Les langages qui émanent des cultures du centre et d'ici radicalisent la différence de tout ce qui ne leur ressemble pas. Pour ]essy Cormont, exclusion et auto-exclusion se répondent mutuellement: « petit, j'ai du rejet pour toutes les formes de livres, pour les gens qui lisent ou qui nous disent de lire ». Tous s'accordent à dire qu'une certaine tension traverse le rapport à l'écrit scolaire des enfants issus de milieux populaires, qui renvoie « à la fois un attrait et à la fois un rejet, un mixte de fascination et d'appréhension », détaille Samira El Ayachi.

Paradoxalement, c'est aussi la rencontre avec des savoirs diffusés par l'école qui a provoqué chez certains un électrochoc déterminant pour la suite de leur parcours militant. Jessy se souvient: « je bouge quand je découvre la sociologie de Pierre Bourdieu. Au lycée, un prof' nous explique les inégalités de réussite scolaire non pas par l'intelligence, le mérite et le travail personnels, mais bien par des questions de reproduction de codes de classe. "Pardon?! il y a des cultures et des savoirs de classe ?!" Et là ça fait bien écho: ben ouais après tout dans ma famille, on sait plein de choses. Et là je me rends compte que ce n'est pas le savoir qui me rebute, mais c'est le savoir et la culture des bourgeois. » Le passage de l'écriture de soi ou pour soi à l'écriture publique est un autre cap. Pour Samira, il intervient en 2006 : « Ce n'était pas longtemps après les émeutes de 2005, avec un contexte complètement désenchanté. Et je me disais : 'Est-ce que la crise que l'Europe et le monde sont en train de traverser n'est pas une crise de l'imaginaire ?' Parce qu'il n'y a plus grand chose à rêver en fait. je pense que la vie rêvée de Mademoiselle S. est née de ce cri ».

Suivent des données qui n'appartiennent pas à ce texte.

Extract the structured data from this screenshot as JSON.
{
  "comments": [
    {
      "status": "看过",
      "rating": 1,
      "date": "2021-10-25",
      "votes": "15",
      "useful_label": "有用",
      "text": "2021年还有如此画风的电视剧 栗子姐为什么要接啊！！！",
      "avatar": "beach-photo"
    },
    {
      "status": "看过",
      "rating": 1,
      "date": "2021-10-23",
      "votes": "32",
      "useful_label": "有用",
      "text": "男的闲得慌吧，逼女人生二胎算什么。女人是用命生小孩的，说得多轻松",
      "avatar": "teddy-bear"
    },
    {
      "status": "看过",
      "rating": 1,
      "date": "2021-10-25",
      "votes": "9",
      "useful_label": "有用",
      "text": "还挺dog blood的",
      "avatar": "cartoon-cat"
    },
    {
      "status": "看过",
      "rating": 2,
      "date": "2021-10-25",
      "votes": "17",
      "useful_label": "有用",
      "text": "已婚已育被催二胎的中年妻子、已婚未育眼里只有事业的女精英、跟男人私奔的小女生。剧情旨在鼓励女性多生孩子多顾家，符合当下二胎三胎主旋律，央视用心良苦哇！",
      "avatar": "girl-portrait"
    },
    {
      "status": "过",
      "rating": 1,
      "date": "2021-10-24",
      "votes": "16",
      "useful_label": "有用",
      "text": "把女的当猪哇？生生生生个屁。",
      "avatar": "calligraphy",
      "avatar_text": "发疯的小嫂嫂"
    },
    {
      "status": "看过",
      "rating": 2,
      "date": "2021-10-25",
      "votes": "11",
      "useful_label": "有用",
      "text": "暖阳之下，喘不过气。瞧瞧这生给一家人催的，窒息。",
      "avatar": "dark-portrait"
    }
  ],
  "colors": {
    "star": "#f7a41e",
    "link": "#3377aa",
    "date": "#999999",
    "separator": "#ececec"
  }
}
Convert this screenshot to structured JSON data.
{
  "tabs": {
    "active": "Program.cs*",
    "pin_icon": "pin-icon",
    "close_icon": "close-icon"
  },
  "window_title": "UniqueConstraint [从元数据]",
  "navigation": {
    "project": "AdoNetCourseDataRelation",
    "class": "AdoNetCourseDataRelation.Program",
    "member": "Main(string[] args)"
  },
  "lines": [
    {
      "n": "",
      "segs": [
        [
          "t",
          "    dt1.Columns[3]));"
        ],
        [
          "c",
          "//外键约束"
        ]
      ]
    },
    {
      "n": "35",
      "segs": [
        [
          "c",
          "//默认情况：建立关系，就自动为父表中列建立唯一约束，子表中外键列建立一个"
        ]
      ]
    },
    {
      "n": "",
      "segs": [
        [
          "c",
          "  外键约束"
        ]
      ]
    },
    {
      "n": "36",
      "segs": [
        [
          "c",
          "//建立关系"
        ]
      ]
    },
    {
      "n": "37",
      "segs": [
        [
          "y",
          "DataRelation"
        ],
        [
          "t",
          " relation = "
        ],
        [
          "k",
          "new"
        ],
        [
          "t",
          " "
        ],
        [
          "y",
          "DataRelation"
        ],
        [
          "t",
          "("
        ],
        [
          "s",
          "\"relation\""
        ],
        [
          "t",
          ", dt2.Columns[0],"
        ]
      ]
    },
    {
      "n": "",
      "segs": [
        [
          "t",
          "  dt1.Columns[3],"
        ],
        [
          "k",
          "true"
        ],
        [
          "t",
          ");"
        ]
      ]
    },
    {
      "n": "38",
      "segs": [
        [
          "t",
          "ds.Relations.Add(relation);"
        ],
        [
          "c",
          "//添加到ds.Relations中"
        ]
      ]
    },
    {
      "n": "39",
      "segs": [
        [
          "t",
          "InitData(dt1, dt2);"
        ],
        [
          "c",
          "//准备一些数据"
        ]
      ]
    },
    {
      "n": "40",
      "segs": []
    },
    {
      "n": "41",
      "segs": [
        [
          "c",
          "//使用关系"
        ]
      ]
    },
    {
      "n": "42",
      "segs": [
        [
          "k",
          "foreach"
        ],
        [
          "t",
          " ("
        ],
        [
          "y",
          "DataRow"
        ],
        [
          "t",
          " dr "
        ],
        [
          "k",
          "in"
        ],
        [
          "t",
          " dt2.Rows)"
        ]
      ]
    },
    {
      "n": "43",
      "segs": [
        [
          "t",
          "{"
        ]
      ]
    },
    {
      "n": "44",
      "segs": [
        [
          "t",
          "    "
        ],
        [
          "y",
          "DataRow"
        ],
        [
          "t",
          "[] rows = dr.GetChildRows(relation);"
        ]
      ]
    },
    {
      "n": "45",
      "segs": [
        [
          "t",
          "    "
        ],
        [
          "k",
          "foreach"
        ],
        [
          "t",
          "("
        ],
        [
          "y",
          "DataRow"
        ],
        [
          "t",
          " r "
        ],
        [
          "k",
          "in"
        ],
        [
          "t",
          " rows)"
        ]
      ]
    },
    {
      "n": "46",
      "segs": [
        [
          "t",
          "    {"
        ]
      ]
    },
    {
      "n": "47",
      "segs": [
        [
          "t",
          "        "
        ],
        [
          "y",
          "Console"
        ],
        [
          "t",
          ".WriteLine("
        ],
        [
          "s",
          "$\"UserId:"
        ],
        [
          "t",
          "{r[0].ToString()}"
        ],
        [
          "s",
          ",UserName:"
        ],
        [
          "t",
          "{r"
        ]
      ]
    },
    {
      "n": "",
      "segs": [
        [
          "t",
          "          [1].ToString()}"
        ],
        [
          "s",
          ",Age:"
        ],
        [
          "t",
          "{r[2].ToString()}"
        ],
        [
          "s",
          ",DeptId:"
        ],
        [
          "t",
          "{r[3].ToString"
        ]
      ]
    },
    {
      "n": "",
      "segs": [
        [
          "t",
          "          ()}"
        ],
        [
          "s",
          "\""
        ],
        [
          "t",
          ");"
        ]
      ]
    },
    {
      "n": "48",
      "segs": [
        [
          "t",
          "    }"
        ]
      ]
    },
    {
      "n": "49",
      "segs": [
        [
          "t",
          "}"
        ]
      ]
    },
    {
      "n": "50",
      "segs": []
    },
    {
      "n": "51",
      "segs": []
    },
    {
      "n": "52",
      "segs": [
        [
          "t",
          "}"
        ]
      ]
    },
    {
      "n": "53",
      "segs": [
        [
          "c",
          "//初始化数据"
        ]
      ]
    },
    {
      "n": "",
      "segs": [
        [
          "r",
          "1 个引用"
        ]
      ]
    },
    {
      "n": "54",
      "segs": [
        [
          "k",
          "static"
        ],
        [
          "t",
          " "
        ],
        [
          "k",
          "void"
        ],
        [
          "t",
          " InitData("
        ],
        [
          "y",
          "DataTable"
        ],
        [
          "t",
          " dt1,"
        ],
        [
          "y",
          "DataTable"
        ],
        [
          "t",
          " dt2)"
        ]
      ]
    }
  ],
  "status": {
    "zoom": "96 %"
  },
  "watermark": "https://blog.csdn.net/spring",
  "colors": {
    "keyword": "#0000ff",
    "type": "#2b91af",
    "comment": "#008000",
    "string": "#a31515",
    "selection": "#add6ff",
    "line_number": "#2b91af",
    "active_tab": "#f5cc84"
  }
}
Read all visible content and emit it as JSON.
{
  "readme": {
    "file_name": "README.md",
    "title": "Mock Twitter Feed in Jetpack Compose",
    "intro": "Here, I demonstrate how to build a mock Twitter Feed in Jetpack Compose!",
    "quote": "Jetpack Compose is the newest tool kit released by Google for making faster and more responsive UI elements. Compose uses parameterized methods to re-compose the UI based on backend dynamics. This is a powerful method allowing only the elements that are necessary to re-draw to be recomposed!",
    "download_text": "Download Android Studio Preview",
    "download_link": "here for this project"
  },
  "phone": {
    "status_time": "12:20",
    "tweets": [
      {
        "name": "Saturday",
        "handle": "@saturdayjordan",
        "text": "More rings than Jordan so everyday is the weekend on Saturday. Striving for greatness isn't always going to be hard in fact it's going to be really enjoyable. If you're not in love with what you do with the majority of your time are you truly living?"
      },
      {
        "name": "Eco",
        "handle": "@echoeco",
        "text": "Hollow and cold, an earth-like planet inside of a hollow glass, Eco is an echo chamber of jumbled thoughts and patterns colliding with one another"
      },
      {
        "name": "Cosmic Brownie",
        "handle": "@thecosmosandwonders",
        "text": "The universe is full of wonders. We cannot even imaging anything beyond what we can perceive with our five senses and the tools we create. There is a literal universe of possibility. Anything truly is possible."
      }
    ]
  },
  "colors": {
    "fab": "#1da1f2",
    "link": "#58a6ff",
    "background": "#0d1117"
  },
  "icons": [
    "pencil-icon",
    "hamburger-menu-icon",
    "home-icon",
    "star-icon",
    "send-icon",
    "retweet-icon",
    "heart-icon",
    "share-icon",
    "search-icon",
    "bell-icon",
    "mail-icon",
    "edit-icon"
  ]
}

Partisans d'un langage vivant, collectif et pluriel

Enfants devenus grands, ils manient les mots à leur manière, partisans d'un langage en mouvement. Leur verve et leur verbe illustrent leur goût pour l'irrévérence grammaticale, les contournements syntaxiques, le détournement lexical. Mélanges d'idiomes, de patois ou d'accents, leurs écritures se font l'écho des multiples chaudrons culturels qui les ont engendré. Cette diversité de langages dans la classe est à son image : s'y juxtaposent une multitude d'univers culturels, rassemblant des pratiques expressives à la fois communes et originales. Et ils s'obstinent à ne pas effacer ce pluralisme : pour Samira « tous ces accents sont autant de manières singulières de dire le monde ». Et c'est bien pour cela qu'il faut « rendre à chacun-e sa capacité à être lecteur avec ses propres critères. » Younes, du groupe La Jonction, fait ce rappel salutaire : « il y a plein d'autres écoles que l'école. » La rue, la famille et l'expérience de la vie, partout où l'on apprend en observant et en faisant. Nos interlocuteurs ont en commun d'avoir eu et de conserver aujourd'hui un rapport au langage différent de ceux que l'école valorise.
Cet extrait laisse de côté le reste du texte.